Anonymity needs something fundamentally new, something comparable to public
key for cryptography or blind signatures for digital cash. Suppose a server
has a large file. A message comes in and is combined into this file. Another
message comes in with a key to retrieve data. The server processes the
retrieval key against this large file and comes up with an output, which it
returns to the person doing the retrieving. This output contains the input
message, transformed in such a way that even the server cannot match it
to the input that produced it. This is what we need.

It would require three keys: an encryption key, a selection key, and a
decryption key. The sender uses the recipient's encryption key to encrypt
the message, then sends it to the server. The server mixes the message into
its file, but cannot identify the encrypted file as destined for a
particular recipient. The recipient's selecting key extracts the data, but
the data extracted does not resemble the data the sender sent. The
decryption key, kept private by the recipient, is necessary to return the
data to its original form. The server must be unable to link the data from
the sender to the data sent to the recipient, and this is the hard part.
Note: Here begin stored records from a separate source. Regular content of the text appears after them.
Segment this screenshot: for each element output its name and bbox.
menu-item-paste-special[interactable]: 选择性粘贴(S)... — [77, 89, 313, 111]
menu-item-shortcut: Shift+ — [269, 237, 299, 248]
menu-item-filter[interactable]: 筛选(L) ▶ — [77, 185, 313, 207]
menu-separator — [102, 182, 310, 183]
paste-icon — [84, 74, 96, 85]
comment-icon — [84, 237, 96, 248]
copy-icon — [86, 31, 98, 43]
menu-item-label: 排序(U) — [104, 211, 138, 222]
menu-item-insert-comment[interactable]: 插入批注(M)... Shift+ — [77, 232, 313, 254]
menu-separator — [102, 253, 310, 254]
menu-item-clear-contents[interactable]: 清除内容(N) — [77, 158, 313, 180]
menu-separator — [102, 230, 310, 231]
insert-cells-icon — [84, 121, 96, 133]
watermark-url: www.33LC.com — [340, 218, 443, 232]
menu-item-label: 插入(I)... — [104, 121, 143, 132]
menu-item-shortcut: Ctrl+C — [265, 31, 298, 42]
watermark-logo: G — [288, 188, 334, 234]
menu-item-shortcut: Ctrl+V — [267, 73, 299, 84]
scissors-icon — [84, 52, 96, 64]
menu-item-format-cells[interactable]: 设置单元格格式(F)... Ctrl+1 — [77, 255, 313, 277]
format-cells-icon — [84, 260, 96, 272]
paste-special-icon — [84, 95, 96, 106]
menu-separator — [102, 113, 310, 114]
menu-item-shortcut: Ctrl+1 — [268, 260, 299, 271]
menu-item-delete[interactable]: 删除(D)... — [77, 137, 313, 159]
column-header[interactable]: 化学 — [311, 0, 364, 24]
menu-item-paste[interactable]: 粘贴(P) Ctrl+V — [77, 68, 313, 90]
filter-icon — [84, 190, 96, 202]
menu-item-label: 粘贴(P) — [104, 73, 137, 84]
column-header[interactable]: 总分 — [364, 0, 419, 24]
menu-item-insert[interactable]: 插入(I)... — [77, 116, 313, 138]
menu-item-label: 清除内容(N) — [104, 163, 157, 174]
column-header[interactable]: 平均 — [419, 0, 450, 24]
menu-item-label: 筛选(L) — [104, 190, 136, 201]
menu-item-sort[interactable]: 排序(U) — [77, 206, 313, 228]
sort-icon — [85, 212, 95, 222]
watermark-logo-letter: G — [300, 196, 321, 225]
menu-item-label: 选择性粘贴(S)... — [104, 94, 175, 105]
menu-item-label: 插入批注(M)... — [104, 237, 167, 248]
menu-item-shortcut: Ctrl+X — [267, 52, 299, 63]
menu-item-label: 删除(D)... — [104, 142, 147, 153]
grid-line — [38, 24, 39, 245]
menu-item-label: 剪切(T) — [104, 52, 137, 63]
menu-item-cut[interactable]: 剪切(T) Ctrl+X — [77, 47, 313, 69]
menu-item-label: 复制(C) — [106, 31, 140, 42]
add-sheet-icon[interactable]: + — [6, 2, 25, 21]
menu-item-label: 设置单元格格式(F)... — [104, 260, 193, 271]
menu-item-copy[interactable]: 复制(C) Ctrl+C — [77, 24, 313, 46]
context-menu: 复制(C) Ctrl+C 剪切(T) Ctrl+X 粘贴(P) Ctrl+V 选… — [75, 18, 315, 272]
A method like this would permit anonymity without trust, much as public key
allows secrecy without trust and digicash allows transaction privacy without
trust. Is there any way to do it? There are functions like the Fourier
transform that can distribute data over a large file, but the inverse
function gives you back the same data. We need the not-so-inverse function
to give back a different piece of data, but one that can be converted, by a
private key, into the original, which the server never sees.

						Mike

P.S. Have any of the "beta testers" actually tested RSAREF for Perl?
RSA gave me permission to call the random number and DES routines, so I am
ready to add that in and release the code.